For a homework assignment, we have receive the question: Let A and B be sets and let $R \subseteq A \times B$ be a relation. The inverse relation of R is the subset $R^{-1} = \{\langle b,a \rangle : \langle a,b\rangle \in R\}$. Prove or disprove each of the following statements.
e) If $R \subseteq A\times A$, R is symmetric if and only if $R^{-1}$ is symmetric ($\forall x: \forall y: R(x,y) \rightarrow R(y,x)$)
I believe that this statement is true, as far as I understand it symmetry means that all points in a graph have two-sided arrows between them, and the inverse $R^{-1}$ of $R$ simply changes the direction of these arrows. Because they're two-sided in this case then both the relation and its inverse are symmetric. However, I'm not entirely sure how to prove this.
My first step so far is to define an arbitrary relation $R$, as well as two items in the set $A$. The next is to assume $R$ is symmetric, but I don't know exactly how to go past this point.
One possibility I've thought of are to use the definition of symmetry, which is defined above, however it uses an implication and not an equivalence, so I wasn't sure how to use it. Any ideas of how to approach this?

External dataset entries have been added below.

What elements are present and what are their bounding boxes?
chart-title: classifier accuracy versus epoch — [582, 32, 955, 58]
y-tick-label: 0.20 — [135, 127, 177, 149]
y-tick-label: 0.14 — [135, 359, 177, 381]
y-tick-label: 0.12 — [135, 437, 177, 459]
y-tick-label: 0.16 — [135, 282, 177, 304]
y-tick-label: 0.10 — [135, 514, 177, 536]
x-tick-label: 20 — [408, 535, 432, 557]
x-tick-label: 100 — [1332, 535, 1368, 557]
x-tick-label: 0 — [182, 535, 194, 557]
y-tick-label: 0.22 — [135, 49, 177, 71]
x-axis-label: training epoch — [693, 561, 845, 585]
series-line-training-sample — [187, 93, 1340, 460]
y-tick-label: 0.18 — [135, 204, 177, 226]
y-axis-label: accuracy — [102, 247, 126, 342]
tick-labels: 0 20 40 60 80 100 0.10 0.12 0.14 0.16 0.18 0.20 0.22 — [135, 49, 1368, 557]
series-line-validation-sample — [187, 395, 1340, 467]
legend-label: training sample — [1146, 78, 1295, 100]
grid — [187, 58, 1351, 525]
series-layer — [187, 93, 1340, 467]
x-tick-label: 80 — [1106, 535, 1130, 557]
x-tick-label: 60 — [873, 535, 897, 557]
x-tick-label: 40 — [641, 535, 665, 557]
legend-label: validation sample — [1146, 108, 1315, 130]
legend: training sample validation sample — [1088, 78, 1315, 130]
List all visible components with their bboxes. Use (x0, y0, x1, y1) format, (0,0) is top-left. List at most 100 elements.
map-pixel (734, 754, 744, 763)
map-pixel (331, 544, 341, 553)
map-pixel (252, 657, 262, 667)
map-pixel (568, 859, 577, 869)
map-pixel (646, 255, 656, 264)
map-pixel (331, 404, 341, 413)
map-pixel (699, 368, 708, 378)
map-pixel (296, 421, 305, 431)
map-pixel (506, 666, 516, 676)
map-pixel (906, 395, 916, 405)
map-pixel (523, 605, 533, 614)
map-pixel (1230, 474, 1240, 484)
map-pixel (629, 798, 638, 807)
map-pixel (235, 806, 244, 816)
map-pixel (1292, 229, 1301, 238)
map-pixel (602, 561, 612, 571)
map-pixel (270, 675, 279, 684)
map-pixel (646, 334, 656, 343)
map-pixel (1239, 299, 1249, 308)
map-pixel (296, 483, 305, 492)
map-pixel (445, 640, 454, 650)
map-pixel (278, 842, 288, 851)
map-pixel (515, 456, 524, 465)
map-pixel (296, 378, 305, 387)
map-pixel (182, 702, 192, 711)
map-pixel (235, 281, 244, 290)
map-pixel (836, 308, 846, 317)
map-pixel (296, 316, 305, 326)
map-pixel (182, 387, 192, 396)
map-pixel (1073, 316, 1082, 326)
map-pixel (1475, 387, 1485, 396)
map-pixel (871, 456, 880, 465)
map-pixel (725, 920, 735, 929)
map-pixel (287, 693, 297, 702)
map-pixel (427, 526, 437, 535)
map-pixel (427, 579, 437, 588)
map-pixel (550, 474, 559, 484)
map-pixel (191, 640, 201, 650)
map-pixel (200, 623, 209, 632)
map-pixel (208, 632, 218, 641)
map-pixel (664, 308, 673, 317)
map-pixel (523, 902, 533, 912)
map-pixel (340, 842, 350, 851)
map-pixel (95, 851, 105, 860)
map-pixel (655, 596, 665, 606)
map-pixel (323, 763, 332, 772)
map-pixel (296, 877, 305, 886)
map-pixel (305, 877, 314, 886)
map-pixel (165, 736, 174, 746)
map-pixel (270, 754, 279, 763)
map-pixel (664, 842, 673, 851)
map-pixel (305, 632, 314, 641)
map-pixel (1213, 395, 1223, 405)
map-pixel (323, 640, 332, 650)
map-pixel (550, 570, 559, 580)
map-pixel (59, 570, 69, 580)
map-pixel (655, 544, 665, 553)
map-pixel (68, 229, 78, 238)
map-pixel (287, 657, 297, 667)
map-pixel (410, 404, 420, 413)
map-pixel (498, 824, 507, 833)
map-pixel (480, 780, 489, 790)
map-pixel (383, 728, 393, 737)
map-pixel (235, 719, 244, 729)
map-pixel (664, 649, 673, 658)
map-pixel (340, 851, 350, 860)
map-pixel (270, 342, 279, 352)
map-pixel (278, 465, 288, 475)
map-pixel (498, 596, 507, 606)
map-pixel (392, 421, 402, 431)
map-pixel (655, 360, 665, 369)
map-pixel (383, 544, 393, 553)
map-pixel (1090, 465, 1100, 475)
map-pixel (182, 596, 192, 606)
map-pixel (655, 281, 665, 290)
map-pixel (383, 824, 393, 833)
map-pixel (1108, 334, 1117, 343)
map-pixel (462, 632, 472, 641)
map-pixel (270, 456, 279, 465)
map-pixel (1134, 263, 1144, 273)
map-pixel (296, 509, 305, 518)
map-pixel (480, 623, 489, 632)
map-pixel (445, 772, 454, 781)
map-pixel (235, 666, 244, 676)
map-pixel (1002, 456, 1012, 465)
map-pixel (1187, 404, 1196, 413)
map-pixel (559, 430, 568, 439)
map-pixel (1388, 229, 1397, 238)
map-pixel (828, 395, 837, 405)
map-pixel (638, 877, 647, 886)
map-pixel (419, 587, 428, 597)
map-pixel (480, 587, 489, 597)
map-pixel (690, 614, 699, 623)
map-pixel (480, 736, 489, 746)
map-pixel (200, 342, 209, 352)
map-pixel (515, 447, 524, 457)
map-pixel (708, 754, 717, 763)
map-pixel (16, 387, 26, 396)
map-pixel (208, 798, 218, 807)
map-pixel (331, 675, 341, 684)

Edit: This is what I've managed to come up with, I'm not sure if it's completely correct but in case others come to this page:
True: Let R be an arbitrary relation from A to A, where x and y are arbitrary items in the set A. assuming R is true only when symmetric, then $R(x,y) \leftrightarrow (R(x,y) \rightarrow R(y,x))$. Following this, we can also state that by symmetry $R(y,x) \leftrightarrow (R(y,x) \rightarrow R(x,y))$. Putting these two together gives us $R(x,y) \leftrightarrow R(y,x)$ through right separation, and this statement is equivalent to our original statement, R is only symmetric if and only if $R^{-1}$ is symmetric.